Vendredi dernier, le ministre de la Défense Rob Nicholson s’en est tenu au communiqué du gouvernement, insistant sur le fait que les activités du CSTC sont légales, répétant ses allégations tendancieuses selon lesquelles la fouille des métadonnées ne constitue pas un espionnage des communications des Canadiens. «Le CSTC, a déclaré Nicholson, a expliqué clairement à la CBC que, rien dans les documents que ses journalistes ont obtenus, ne montre que des communications canadiennes ont été ciblées, recueillies ou utilisées, ou que des Canadiens ou des voyageurs ont fait l’objet de filatures.»

Les partis de l’opposition au Canada ont aidé et encouragé la tentative du gouvernement de dissimuler l’espionnage illégal mené par le CSTC. Au cours des sept mois qui ont précédé vendredi dernier, ils n’ont posé qu’une poignée de questions au Parlement à propos des révélations concernant le CSTC et ont refusé d’alerter les Canadiens à l’importance de la fouille des métadonnées effectuée par le CSTC ou du rôle central de cette agence dans le réseau d’espionnage mondial illégal de la NSA.

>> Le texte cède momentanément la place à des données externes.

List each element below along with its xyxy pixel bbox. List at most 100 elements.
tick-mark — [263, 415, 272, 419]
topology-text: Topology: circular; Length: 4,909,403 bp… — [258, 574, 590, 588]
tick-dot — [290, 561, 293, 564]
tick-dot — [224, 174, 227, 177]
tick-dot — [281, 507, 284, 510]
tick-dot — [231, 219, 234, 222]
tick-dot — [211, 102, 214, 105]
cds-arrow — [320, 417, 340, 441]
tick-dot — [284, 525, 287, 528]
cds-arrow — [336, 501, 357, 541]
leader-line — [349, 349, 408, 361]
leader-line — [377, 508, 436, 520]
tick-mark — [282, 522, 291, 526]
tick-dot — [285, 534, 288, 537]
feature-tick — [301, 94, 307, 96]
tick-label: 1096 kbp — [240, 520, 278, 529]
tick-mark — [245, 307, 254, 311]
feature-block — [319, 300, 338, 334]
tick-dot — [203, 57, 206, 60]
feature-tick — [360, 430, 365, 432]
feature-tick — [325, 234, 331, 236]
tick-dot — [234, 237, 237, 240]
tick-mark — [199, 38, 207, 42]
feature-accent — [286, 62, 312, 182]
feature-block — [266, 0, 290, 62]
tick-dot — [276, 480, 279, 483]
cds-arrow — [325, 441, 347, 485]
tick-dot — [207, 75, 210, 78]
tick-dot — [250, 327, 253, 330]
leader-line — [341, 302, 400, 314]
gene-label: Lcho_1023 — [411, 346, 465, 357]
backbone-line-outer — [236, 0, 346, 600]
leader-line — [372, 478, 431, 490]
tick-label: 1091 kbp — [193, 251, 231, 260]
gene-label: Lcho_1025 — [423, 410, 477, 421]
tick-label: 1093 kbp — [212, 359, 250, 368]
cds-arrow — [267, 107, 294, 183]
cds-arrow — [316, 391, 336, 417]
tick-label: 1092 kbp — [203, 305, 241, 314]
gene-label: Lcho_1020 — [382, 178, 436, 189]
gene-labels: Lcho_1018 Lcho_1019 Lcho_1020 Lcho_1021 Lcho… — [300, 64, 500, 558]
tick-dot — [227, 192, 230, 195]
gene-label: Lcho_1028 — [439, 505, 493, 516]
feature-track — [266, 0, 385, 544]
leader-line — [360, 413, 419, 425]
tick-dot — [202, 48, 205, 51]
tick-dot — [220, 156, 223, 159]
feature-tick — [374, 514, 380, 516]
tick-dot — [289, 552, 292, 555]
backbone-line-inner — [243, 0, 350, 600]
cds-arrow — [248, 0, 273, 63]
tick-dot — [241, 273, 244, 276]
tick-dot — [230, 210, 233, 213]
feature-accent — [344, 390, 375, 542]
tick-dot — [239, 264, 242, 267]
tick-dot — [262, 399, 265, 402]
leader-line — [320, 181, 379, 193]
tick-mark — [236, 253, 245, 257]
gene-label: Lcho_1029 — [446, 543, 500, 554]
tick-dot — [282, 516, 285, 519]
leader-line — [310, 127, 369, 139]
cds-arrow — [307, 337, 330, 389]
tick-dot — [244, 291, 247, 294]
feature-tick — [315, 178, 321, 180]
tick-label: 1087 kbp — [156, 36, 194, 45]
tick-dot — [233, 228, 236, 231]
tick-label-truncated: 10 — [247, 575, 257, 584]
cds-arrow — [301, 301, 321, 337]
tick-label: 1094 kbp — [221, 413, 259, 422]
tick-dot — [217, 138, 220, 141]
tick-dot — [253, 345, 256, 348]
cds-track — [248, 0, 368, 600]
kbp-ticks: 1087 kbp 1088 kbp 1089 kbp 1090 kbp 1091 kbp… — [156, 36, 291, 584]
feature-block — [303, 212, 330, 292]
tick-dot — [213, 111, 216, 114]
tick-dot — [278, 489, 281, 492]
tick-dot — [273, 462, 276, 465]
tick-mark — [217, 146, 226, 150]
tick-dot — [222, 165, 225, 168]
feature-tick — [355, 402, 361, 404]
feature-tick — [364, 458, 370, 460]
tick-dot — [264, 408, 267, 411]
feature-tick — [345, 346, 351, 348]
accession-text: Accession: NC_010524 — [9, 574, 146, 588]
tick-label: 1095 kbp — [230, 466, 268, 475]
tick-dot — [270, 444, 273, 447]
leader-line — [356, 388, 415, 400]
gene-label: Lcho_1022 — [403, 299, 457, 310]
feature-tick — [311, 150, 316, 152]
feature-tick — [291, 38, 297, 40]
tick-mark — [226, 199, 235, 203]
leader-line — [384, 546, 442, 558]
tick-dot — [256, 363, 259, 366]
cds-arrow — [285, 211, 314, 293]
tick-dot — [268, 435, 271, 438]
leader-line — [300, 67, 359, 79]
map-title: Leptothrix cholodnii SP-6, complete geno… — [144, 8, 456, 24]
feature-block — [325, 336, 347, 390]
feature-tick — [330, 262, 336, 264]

Vendredi, certains députés du Nouveau Parti démocratique soutenu par les syndicats, de même que du Parti libéral, ont qualifié l’espionnage du CSTC d’illégal. Mais en tant que défenseurs de la grande entreprise et de l’État capitaliste, ils ne feront rien de sérieux pour exposer les opérations illégales du CSTC, et encore moins démontrer le lien entre l’émergence de cet espionnage typique d’un État policier, le creusement des inégalités sociales, et la poussée de toutes les sections de l’élite pour faire payer la crise capitaliste à la classe ouvrière par des compressions salariales, l’élimination d’emplois et le démantèlement des services publics.